Strengths and weaknesses:
Strengths: Exposure estimates were detailed, based on job histories collected prospectively and verified by colleagues and on exposure data collected by the companies' occupational hygienists. Job histories were checked against company records and interviews were case blind and structured.
Weaknesses: Potential for recall bias in exposure assessments.
- Small number of cases.
- The range of cumulative exposures of cases and controls is very small given the likely precision of exposure estimates.
- Study results were very sensitive to choice of reference group and choice of cut off points for categorical groupings (see Schnatter et al., 2004).
– It isn’t clear what level of benzene the reference group was exposed to.
- Study results were also very sensitive to assumptions made about high exposure events.
- Insufficient information is supplied about the distribution of cumulative exposures to benzene when high exposure events were incorporated in the exposure assessment.

Any other information on results incl. tables

The most recent analyses incorporating exposure from high exposure events and utilising a different reference group indicate a much weaker association between leukaemia and benzene exposure than originally reported by Glass et al. (2003). However, they still predict a large excess of leukaemia in the Health Watch cohort as just over half of control subjects had cumulative exposures greater the cut off point for the reference group. There is no corresponding increase in leukaemia incidence in the Health Watch cohort. The latest update by Gun et al. (2006) reported an SIR of 1.07 (95% CI 0.74-1.49, 34 observed) for leukaemia and an SIR of 0.97 (95% CI 0.42-1.91, 8 observed) for acute myeloid leukaemia.

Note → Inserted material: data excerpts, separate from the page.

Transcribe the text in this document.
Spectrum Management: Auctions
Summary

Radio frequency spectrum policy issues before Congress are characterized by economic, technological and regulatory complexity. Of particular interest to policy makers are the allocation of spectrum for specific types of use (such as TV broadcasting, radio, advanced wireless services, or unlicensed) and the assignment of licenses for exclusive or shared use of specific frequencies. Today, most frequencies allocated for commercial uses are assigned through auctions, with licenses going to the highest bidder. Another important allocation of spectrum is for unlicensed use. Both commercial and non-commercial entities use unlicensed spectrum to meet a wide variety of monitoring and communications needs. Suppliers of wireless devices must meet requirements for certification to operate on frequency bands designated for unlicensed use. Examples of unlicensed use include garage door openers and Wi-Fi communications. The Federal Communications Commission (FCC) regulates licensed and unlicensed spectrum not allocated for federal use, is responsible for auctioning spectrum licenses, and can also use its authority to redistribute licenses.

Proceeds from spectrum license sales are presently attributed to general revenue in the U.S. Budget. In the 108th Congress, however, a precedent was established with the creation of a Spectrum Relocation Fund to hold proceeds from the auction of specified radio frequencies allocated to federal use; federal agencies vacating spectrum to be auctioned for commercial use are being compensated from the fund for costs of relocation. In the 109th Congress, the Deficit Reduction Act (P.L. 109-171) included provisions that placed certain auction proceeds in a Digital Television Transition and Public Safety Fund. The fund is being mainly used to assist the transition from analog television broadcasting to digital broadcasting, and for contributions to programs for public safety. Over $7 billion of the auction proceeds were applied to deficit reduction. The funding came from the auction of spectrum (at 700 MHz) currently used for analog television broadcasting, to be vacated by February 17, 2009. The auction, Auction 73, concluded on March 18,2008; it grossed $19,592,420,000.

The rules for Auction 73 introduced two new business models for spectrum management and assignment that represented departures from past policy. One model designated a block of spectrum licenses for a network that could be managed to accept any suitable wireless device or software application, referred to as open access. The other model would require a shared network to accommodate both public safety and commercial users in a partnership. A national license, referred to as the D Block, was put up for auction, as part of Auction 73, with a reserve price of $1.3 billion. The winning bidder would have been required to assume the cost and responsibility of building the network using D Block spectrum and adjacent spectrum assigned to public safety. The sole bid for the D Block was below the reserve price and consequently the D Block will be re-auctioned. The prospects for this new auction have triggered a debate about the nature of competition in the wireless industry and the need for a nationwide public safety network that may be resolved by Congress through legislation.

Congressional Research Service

Conditional (fixed-effects) logistic regression, leukaemia by cumulative exposure to benzene (ppm-years) (Table based on Glass et al, 2005; Table 2).

Benzene exposure
(
ppm-years)

Number of
controls

Number of
cases

Cumulative exposure
OR (95% CI)

Cumulative exposure including

high exposure events OR (95% CI)

≤2

84

9

1.00

1.00

>2–4

30

8

2.89 (0.97–8.52)

3.07 (1.02–9.28)

>4–8

27

3

1.17 (0.27–4.98)

1.22 (0.28–5.22)

>8–16

21

6

3.11 (0.91–10.56)

2.68 (0.71–10.08)

>16

3

7

51.88 (5.64–477)

7.79 (2.34–25.89)

 

Applicant's summary and conclusion

Conclusions:
The case-control study indicates that occupational exposure to benzene is associated with increased incidence of leukaemia but not non-Hodgkin lymphoma or multiple myeloma. However, the dose response curve is inconsistent and very sensitive to the choice of reference group, cut off points for categorical groupings and assumptions made about high exposure events.
Executive summary:

A nested case-control study investigated a possible association between benzene exposure and lymphohaematopoietic cancers noted in male members of the Health Watch cohort. Exposure was retrospectively estimated for each occupational history and shown to be low - 85% of cumulative exposure estimates were < 10 ppm years.

A strong association between leukaemia and modest benzene exposure was demonstrated, but non-Hodgkin lymphoma and multiple myeloma were not associated with benzene exposure. Leukaemia risk was increased for subjects with greater than 16 ppm years cumulative exposure when high exposure events were incorporated (OR 7.79) or with greater than 0.8 ppm intensity of highest exposure. However, the dose response curve is inconsistent and very sensitive to the choice of reference group, cut off points for categorical groupings and assumptions made about high exposure events. Only ANLL was significantly associated with benzene exposure, but there was limited information available to assess associations for leukaemia subtypes and no analyses incorporating high exposure events.